MBE

Contracts Quick Tip: Remedies When There Is No Contract

You’ve known that a party can sue for breach of contract to enforce a valid contract since your 1L year. But what if the contract is unenforceable or the parties’ agreement was technically not a contract? Contract law provides two methods of recourse: promissory estoppel and quasi-contract.

These doctrines are similar in that they are both used to achieve a fair, equitable outcome for the aggrieved party. However, their rationales are different:

  • Promissory estoppel = there was a promise and fairness requires enforcement
  • Quasi-contract = there was no promise but fairness requires restitution

Therefore, the key to identifying which doctrine applies turns on whether the defendant did or did not make a promise. Let’s address each in turn.

PROMISSORY ESTOPPEL 

If a defendant did make a promise that should reasonably be expected to induce the plaintiff’s reliance, then the plaintiff can recover under the doctrine of promissory estoppel when: 

  • the plaintiff reasonably relied on the defendant’s promise 
  • that reliance caused the plaintiff to incur a substantial detriment and 
  • it would be unjust not to enforce the promise. 

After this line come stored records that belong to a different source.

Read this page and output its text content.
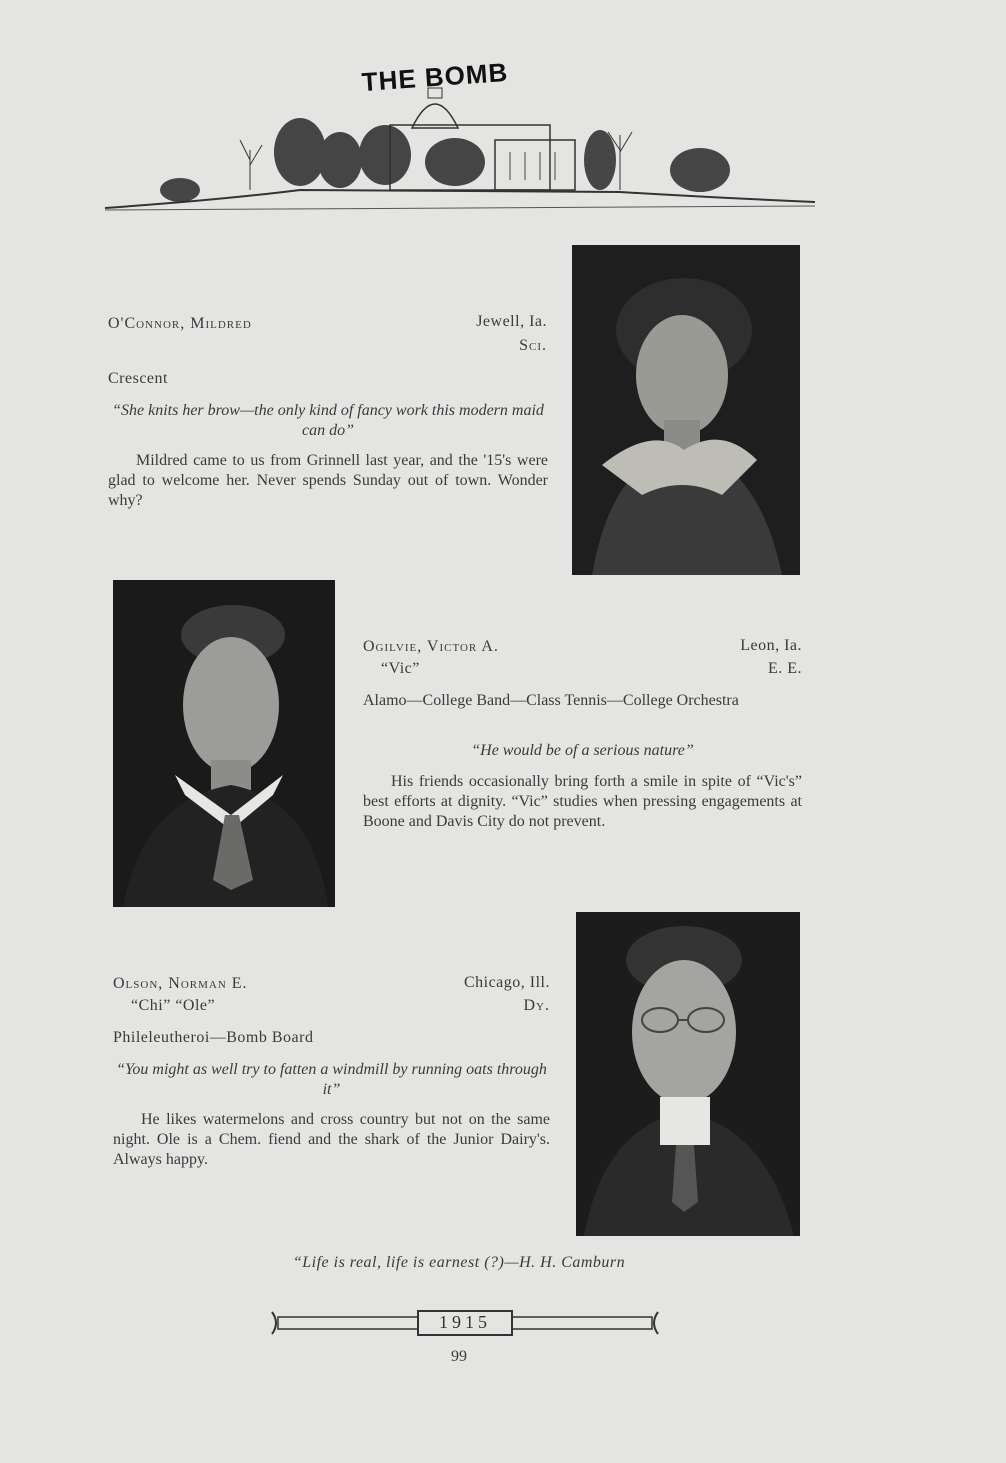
THE BOMB
O'Connor, Mildred	Jewell, Ia.
Sci.
Crescent
“She knits her brow—the only kind of fancy work this modern maid can do”
Mildred came to us from Grinnell last year, and the '15's were glad to welcome her. Never spends Sunday out of town. Wonder why?
Ogilvie, Victor A.	Leon, Ia.
“Vic”	E. E.
Alamo—College Band—Class Tennis—College Orchestra
“He would be of a serious nature”
His friends occasionally bring forth a smile in spite of “Vic's” best efforts at dignity. “Vic” studies when pressing engagements at Boone and Davis City do not prevent.
Olson, Norman E.	Chicago, Ill.
“Chi” “Ole”	Dy.
Phileleutheroi—Bomb Board
“You might as well try to fatten a windmill by running oats through it”
He likes watermelons and cross country but not on the same night. Ole is a Chem. fiend and the shark of the Junior Dairy's. Always happy.
“Life is real, life is earnest (?)—H. H. Camburn
1915
99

Recovery is generally limited to an amount equal to the economic harm that the plaintiff incurred by reasonably relying on the defendant’s promise. These reliance damages are intended to restore the plaintiff to the position he/she occupied before relying on the defendant’s promise. 

QUASI-CONTRACT 

If a defendant did not make a promise, then the plaintiff can recover under a quasi-contract (also called an implied-in-law contract) when:

  • the plaintiff enriched (i.e., conferred a valuable benefit on) the defendant without gratuitous intent and 
  • it would be unjust for the defendant to keep that benefit without compensating the plaintiff.

Unjustness arises when the defendant accepted the benefit knowing that the plaintiff expected payment (e.g., defendant ate at plaintiff’s restaurant). It also arises when the plaintiff had a reasonable excuse for not giving the defendant an opportunity to refuse the benefit (e.g., doctor gave first aid to an unconscious accident victim). 

If the elements of quasi-contract are met, then the plaintiff can recover restitution damages for the fair market value of the conferred benefit.